Foreign investment in Nigeria’s manufacturing sector fell sharply in the first quarter of 2026, despite a considerable increase in overall capital imports.
According to the National Bureau of Statistics, the manufacturing and production industry received $152.27 million for the quarter.
This accounted for barely 1.47% of overall capital inflows, which totaled $10.37 billion during the same time.
Every quarter, the industry saw a significant decrease as inflows plummeted by 50.7% from $308.93 million in the fourth quarter of 2025, indicating a significant reduction in investor interest in industrial activities over a short period.
However, when seen year after year, the image becomes marginally more positive, the Punch reports.
Manufacturing inflows increased by 17.2% from the $129.92 million reported in the first quarter of 2025, indicating a modest rebound amid persistent uncertainty.
Overall, capital imports into Nigeria surged by 83.8% year on year, from $5.64 billion in Q1 2025 to $10.37 billion in Q1 2026.
This expansion was mostly driven by portfolio investments and other short-term financial flows, rather than long-term investments in productive sectors like manufacturing, agriculture, and infrastructure.
Portfolio investment remained the primary source of foreign inflows during the period, reflecting the persistent reliance on hot money rather than long-term capital to sustain industrial growth.

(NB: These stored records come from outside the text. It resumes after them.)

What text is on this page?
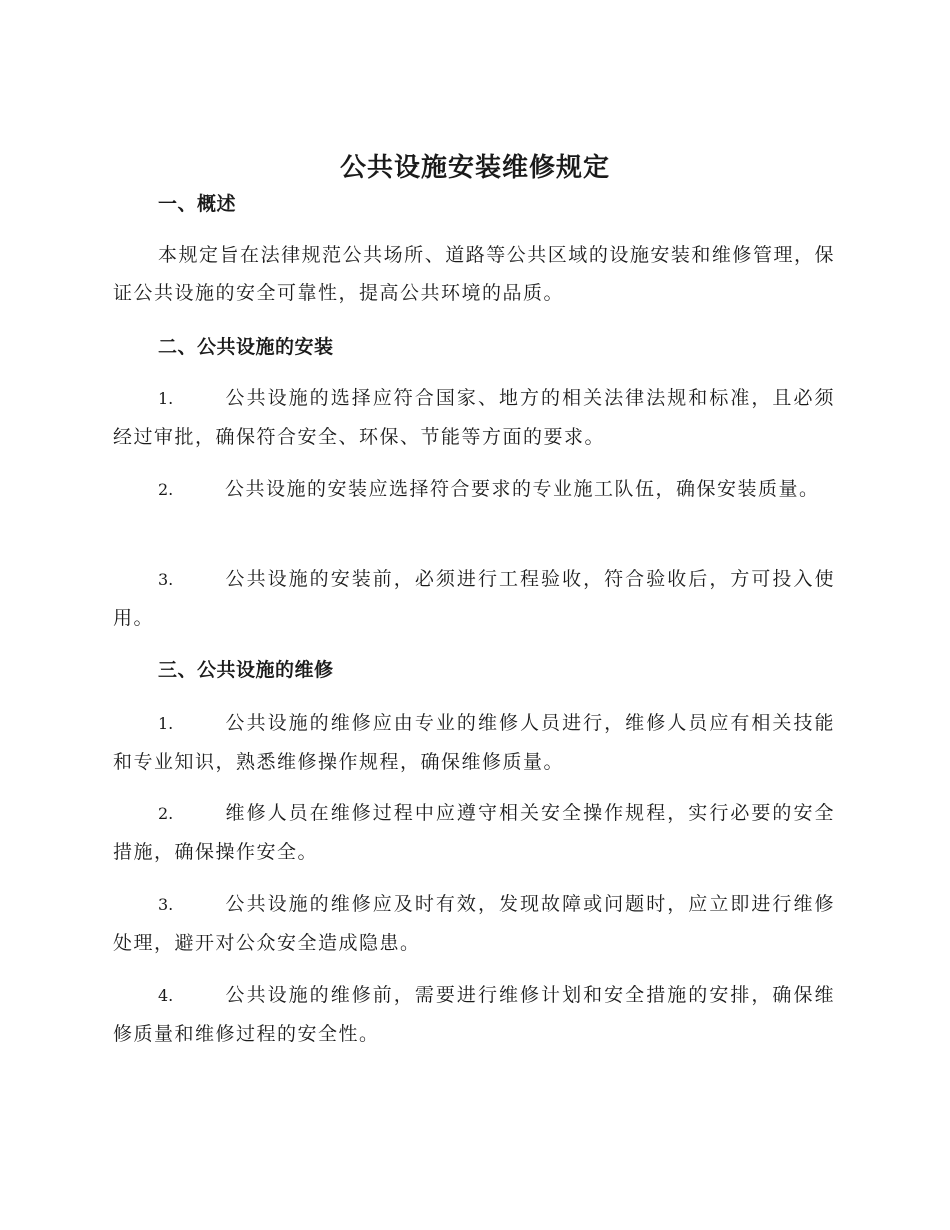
公共设施安装维修规定
一、概述
本规定旨在法律规范公共场所、道路等公共区域的设施安装和维修管理，保证公共设施的安全可靠性，提高公共环境的品质。
二、公共设施的安装
1.	公共设施的选择应符合国家、地方的相关法律法规和标准，且必须经过审批，确保符合安全、环保、节能等方面的要求。
2.	公共设施的安装应选择符合要求的专业施工队伍，确保安装质量。
3.	公共设施的安装前，必须进行工程验收，符合验收后，方可投入使用。
三、公共设施的维修
1.	公共设施的维修应由专业的维修人员进行，维修人员应有相关技能和专业知识，熟悉维修操作规程，确保维修质量。
2.	维修人员在维修过程中应遵守相关安全操作规程，实行必要的安全措施，确保操作安全。
3.	公共设施的维修应及时有效，发现故障或问题时，应立即进行维修处理，避开对公众安全造成隐患。
4.	公共设施的维修前，需要进行维修计划和安全措施的安排，确保维修质量和维修过程的安全性。
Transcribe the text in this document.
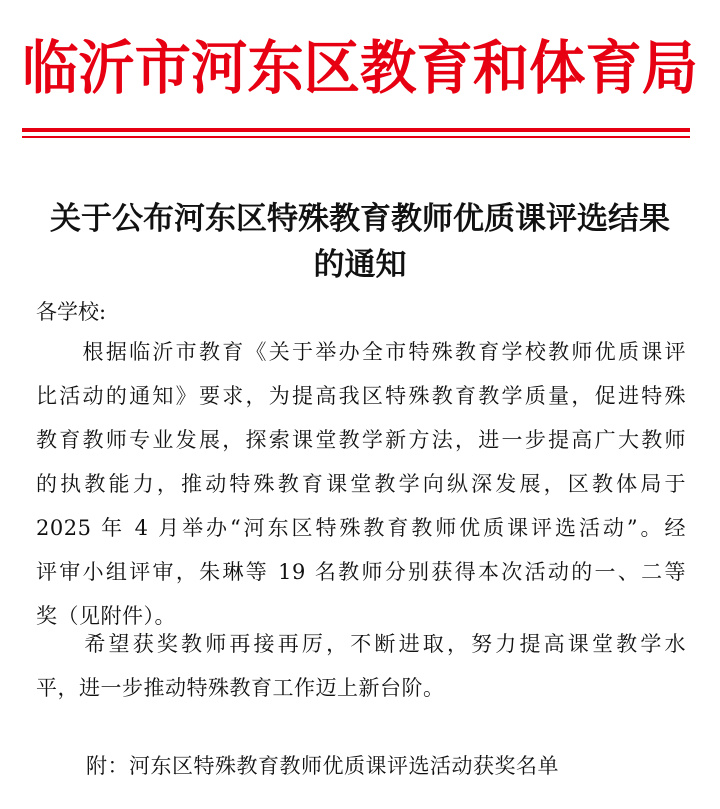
临沂市河东区教育和体育局
关于公布河东区特殊教育教师优质课评选结果
的通知
各学校:
　　根据临沂市教育《关于举办全市特殊教育学校教师优质课评
比活动的通知》要求，为提高我区特殊教育教学质量，促进特殊
教育教师专业发展，探索课堂教学新方法，进一步提高广大教师
的执教能力，推动特殊教育课堂教学向纵深发展，区教体局于
2025 年 4 月举办“河东区特殊教育教师优质课评选活动”。经
评审小组评审，朱琳等 19 名教师分别获得本次活动的一、二等
奖（见附件）。
　　希望获奖教师再接再厉，不断进取，努力提高课堂教学水
平，进一步推动特殊教育工作迈上新台阶。
附：河东区特殊教育教师优质课评选活动获奖名单
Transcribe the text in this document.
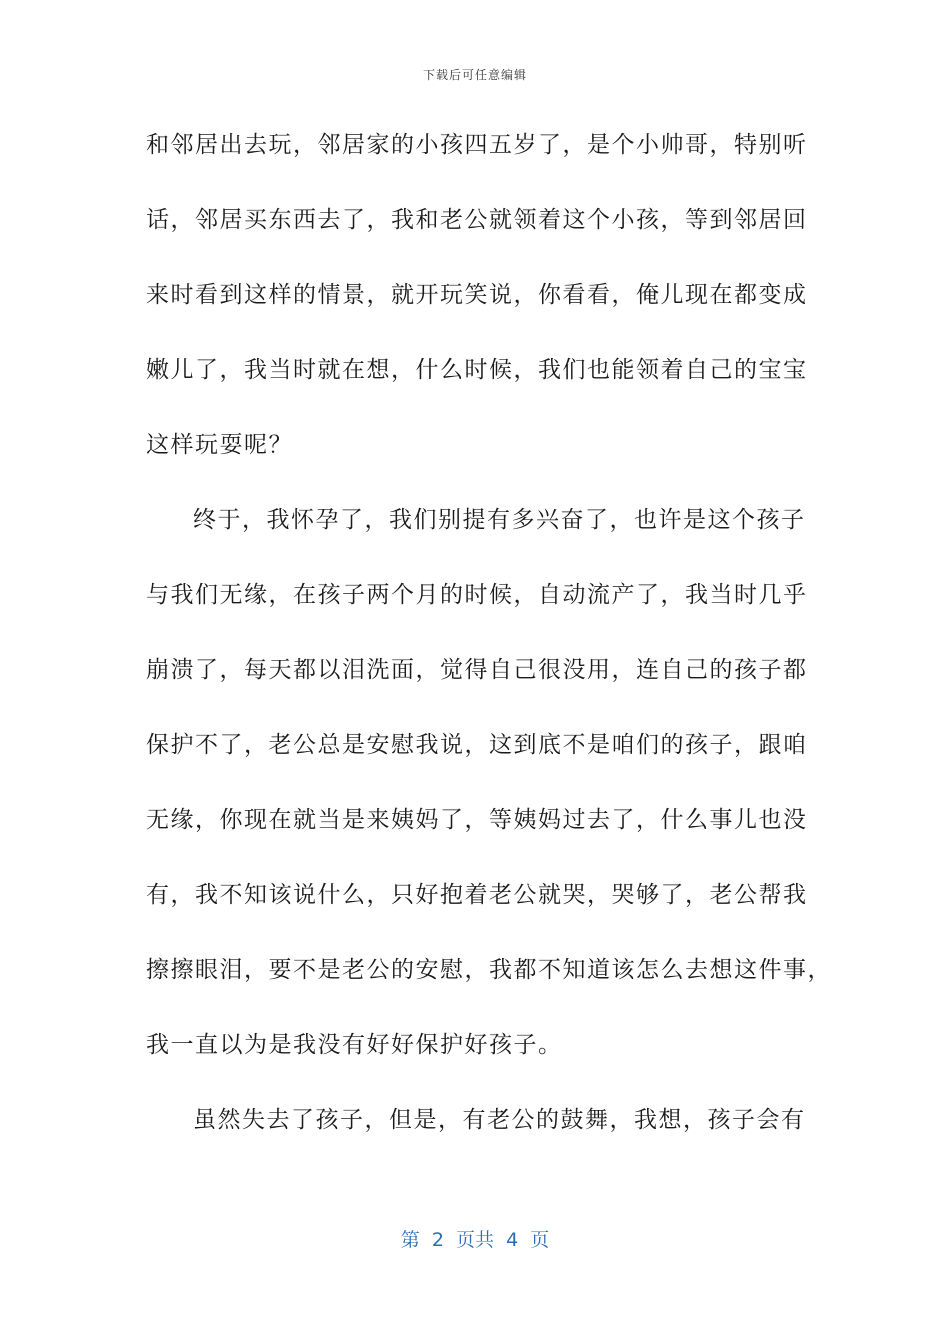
下载后可任意编辑
和邻居出去玩，邻居家的小孩四五岁了，是个小帅哥，特别听
话，邻居买东西去了，我和老公就领着这个小孩，等到邻居回
来时看到这样的情景，就开玩笑说，你看看，俺儿现在都变成
嫩儿了，我当时就在想，什么时候，我们也能领着自己的宝宝
这样玩耍呢？
终于，我怀孕了，我们别提有多兴奋了，也许是这个孩子
与我们无缘，在孩子两个月的时候，自动流产了，我当时几乎
崩溃了，每天都以泪洗面，觉得自己很没用，连自己的孩子都
保护不了，老公总是安慰我说，这到底不是咱们的孩子，跟咱
无缘，你现在就当是来姨妈了，等姨妈过去了，什么事儿也没
有，我不知该说什么，只好抱着老公就哭，哭够了，老公帮我
擦擦眼泪，要不是老公的安慰，我都不知道该怎么去想这件事，
我一直以为是我没有好好保护好孩子。
虽然失去了孩子，但是，有老公的鼓舞，我想，孩子会有
第  2  页共  4  页
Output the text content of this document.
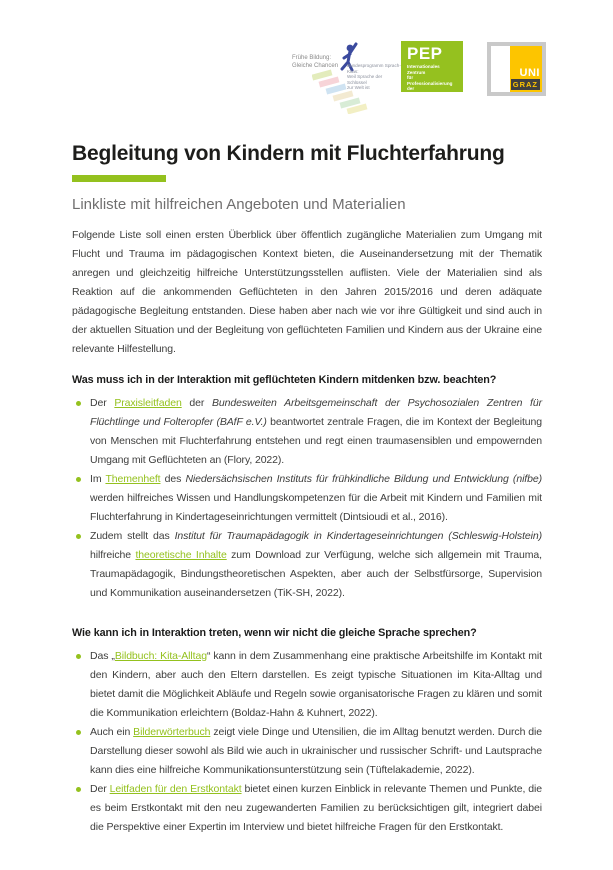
Frühe Bildung:
Gleiche Chancen Bundesprogramm Sprach-Kitas:
Weil Sprache der Schlüssel
zur Welt ist
PEP
Internationales Zentrum
für Professionalisierung
der Elementarpädagogik
UNI
GRAZ
Begleitung von Kindern mit Fluchterfahrung
Linkliste mit hilfreichen Angeboten und Materialien

Folgende Liste soll einen ersten Überblick über öffentlich zugängliche Materialien zum Umgang mit Flucht und Trauma im pädagogischen Kontext bieten, die Auseinandersetzung mit der Thematik anregen und gleichzeitig hilfreiche Unterstützungsstellen auflisten. Viele der Materialien sind als Reaktion auf die ankommenden Geflüchteten in den Jahren 2015/2016 und deren adäquate pädagogische Begleitung entstanden. Diese haben aber nach wie vor ihre Gültigkeit und sind auch in der aktuellen Situation und der Begleitung von geflüchteten Familien und Kindern aus der Ukraine eine relevante Hilfestellung.

Was muss ich in der Interaktion mit geflüchteten Kindern mitdenken bzw. beachten?
Der Praxisleitfaden der Bundesweiten Arbeitsgemeinschaft der Psychosozialen Zentren für Flüchtlinge und Folteropfer (BAfF e.V.) beantwortet zentrale Fragen, die im Kontext der Begleitung von Menschen mit Fluchterfahrung entstehen und regt einen traumasensiblen und empowernden Umgang mit Geflüchteten an (Flory, 2022).
Im Themenheft des Niedersächsischen Instituts für frühkindliche Bildung und Entwicklung (nifbe) werden hilfreiches Wissen und Handlungskompetenzen für die Arbeit mit Kindern und Familien mit Fluchterfahrung in Kindertageseinrichtungen vermittelt (Dintsioudi et al., 2016).
Zudem stellt das Institut für Traumapädagogik in Kindertageseinrichtungen (Schleswig-Holstein) hilfreiche theoretische Inhalte zum Download zur Verfügung, welche sich allgemein mit Trauma, Traumapädagogik, Bindungstheoretischen Aspekten, aber auch der Selbstfürsorge, Supervision und Kommunikation auseinandersetzen (TiK-SH, 2022).
Wie kann ich in Interaktion treten, wenn wir nicht die gleiche Sprache sprechen?
Das „Bildbuch: Kita-Alltag“ kann in dem Zusammenhang eine praktische Arbeitshilfe im Kontakt mit den Kindern, aber auch den Eltern darstellen. Es zeigt typische Situationen im Kita-Alltag und bietet damit die Möglichkeit Abläufe und Regeln sowie organisatorische Fragen zu klären und somit die Kommunikation erleichtern (Boldaz-Hahn & Kuhnert, 2022).
Auch ein Bilderwörterbuch zeigt viele Dinge und Utensilien, die im Alltag benutzt werden. Durch die Darstellung dieser sowohl als Bild wie auch in ukrainischer und russischer Schrift- und Lautsprache kann dies eine hilfreiche Kommunikationsunterstützung sein (Tüftelakademie, 2022).
Der Leitfaden für den Erstkontakt bietet einen kurzen Einblick in relevante Themen und Punkte, die es beim Erstkontakt mit den neu zugewanderten Familien zu berücksichtigen gilt, integriert dabei die Perspektive einer Expertin im Interview und bietet hilfreiche Fragen für den Erstkontakt.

Foreign direct investment also had varied results. It totaled $135.08 million, or 1.3% of total inflows. While this was a little increase over the same period last year, it fell by more than 62% quarterly, highlighting the volatility in long-term investment commitments.
Despite quarterly fluctuations, manufacturing attracted a total of $772.45 million in 2025, demonstrating its continued relevance in Nigeria’s broader investment landscape.
The sector’s underperformance is nevertheless driven by structural obstacles such as high energy prices, inadequate transportation infrastructure, foreign exchange volatility, high borrowing rates, and logistical inefficiencies.
These difficulties have regularly harmed investor confidence and slowed the flow of long-term industrial financing.